Number two, it has been a good 5 years since then. The Republicans
now control both the House and the Senate, and they had an opportunity
to pass a budget resolution this year. They passed a budget resolution
that held those caps and sequestration firmly in place, and that is not
good for our troops and it is not good for our national security.

So let's move on to that appropriations process; get those budget
caps lifted for the sake of a whole lot of different issues. That
brings me back to the National Defense Authorization Act and the fact
that, by locking in the OCO, by accepting those budget caps, by using
OCO funds, we are once again putting the Pentagon in a situation where
they don't know how much money they are going to have and they have no
predictability whatsoever.

It is the OCO in this bill that is the reason that I oppose it and
the reason that most Democrats oppose it because that OCO is harmful to
national security. We need a real budget. We need real budget authority
and real appropriations. Voting for a bill that puts in place the OCO
instead of that simply perpetuates the nightmare of the last 5 years of
uncertainty. Like I said, we are going to have a motion to recommit
here in a moment that easily fixes this problem.
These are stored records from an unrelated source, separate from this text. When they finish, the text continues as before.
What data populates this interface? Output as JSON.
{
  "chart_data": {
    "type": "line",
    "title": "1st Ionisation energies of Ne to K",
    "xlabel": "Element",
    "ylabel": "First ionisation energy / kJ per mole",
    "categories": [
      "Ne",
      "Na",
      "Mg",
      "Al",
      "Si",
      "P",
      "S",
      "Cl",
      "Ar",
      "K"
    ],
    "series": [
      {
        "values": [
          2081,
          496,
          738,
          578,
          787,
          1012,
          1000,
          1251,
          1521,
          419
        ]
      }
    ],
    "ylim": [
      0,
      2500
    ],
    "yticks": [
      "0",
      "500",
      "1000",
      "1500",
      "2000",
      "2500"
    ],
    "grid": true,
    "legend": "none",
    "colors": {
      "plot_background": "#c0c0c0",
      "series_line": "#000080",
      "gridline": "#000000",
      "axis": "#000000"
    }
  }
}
I agree with 95 percent of the rest of the bill. I don't agree with
all of it. The chairman said, you know, we negotiated some things; they
were up, they were down. By and large, it is a good bill. But the 5
percent that is bad is so bad that it does justify a ``no'' vote
because it perpetuates this bad budget situation and is a very easy
fix.

Take the OCO out of it and put it in the base budget. It is very
simple. That is what we are going to propose in the motion to recommit.
You will see Democrats vote for that because we support funding this.
What we don't support is maintaining the budget caps through an obvious
budget gimmick.

I had a fascinating conversation with a member of the Rules Committee
yesterday on the other side of the aisle who said he was very, very
proud of the Budget Control Act, said it was the best vote he had taken
in Congress. Interesting that it was supposedly all the President's
fault. But he really supported the Budget Control Act. He felt those
caps were absolutely necessary. And I said: Well, then you must oppose
the NDAA because it busts those caps by $38 billion. He said a lot of
things at that point, but he never answered my question.
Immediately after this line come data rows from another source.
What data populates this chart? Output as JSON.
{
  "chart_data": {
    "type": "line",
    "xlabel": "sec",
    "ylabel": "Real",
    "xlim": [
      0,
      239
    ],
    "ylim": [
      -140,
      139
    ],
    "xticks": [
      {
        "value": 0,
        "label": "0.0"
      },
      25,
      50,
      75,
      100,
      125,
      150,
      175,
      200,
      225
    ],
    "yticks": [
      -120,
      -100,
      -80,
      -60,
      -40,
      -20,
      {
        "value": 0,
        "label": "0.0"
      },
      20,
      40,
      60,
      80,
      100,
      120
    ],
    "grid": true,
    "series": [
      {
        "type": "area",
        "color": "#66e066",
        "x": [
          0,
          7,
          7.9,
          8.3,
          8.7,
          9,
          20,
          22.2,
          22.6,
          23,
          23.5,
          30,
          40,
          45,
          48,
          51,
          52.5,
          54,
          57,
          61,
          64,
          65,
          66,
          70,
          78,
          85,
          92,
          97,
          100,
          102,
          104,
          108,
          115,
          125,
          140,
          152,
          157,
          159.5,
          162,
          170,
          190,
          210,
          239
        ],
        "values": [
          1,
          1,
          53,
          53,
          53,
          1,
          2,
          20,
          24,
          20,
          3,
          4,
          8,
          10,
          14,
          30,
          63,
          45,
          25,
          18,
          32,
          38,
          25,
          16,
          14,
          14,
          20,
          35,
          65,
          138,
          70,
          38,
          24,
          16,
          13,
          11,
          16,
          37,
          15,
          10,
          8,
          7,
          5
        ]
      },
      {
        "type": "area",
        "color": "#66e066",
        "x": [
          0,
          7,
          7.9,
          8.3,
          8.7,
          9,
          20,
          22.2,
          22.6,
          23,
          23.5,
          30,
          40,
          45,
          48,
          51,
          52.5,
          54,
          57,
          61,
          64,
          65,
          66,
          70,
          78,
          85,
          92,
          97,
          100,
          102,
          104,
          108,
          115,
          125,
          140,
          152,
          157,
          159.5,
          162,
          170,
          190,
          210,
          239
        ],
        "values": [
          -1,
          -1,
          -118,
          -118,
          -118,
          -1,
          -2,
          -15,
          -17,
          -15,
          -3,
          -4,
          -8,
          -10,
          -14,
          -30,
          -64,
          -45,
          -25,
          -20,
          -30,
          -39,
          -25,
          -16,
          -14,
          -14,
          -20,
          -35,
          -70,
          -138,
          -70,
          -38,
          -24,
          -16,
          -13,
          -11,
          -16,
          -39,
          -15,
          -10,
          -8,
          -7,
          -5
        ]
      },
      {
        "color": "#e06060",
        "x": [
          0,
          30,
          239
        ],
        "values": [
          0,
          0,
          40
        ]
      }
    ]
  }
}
So this dodge of saying that we are going to create sort of money
that really isn't money in order to, for one brief period of time, fund
isolated programs within the Pentagon does not help national security.
The only thing that is going to help national security is by getting
rid of the OCO dodge and budgeting honestly. So that is why we oppose
this bill.

Yes, I believe that budget caps should be raised for the other bills
as well, in part, because I think a lot of those Departments are
important to national security, as I mentioned: the Department of
Homeland Security, the Department of Justice, the Department of the
Treasury.

More than anything, we oppose this bill because of how bad it is for
the Pentagon. That is the reason the Secretary of Defense opposed it.
That is the reason all of the Joint Chiefs of Staff oppose it. They
want an actual budget. They want actual, dependable money, the way
things used to be before 2010 when we would actually pass
appropriations bills and they could plan more than a month or two at a
time. If we pass this bill, we simply perpetuate that process.

We will pass an NDAA. We will resolve one way or the other our
appropriations difference, and we will get it done, but passing this
bill now simply perpetuates a bad situation that is bad for our troops
and bad for national security. For that reason, I oppose it.
I yield back the balance of my time.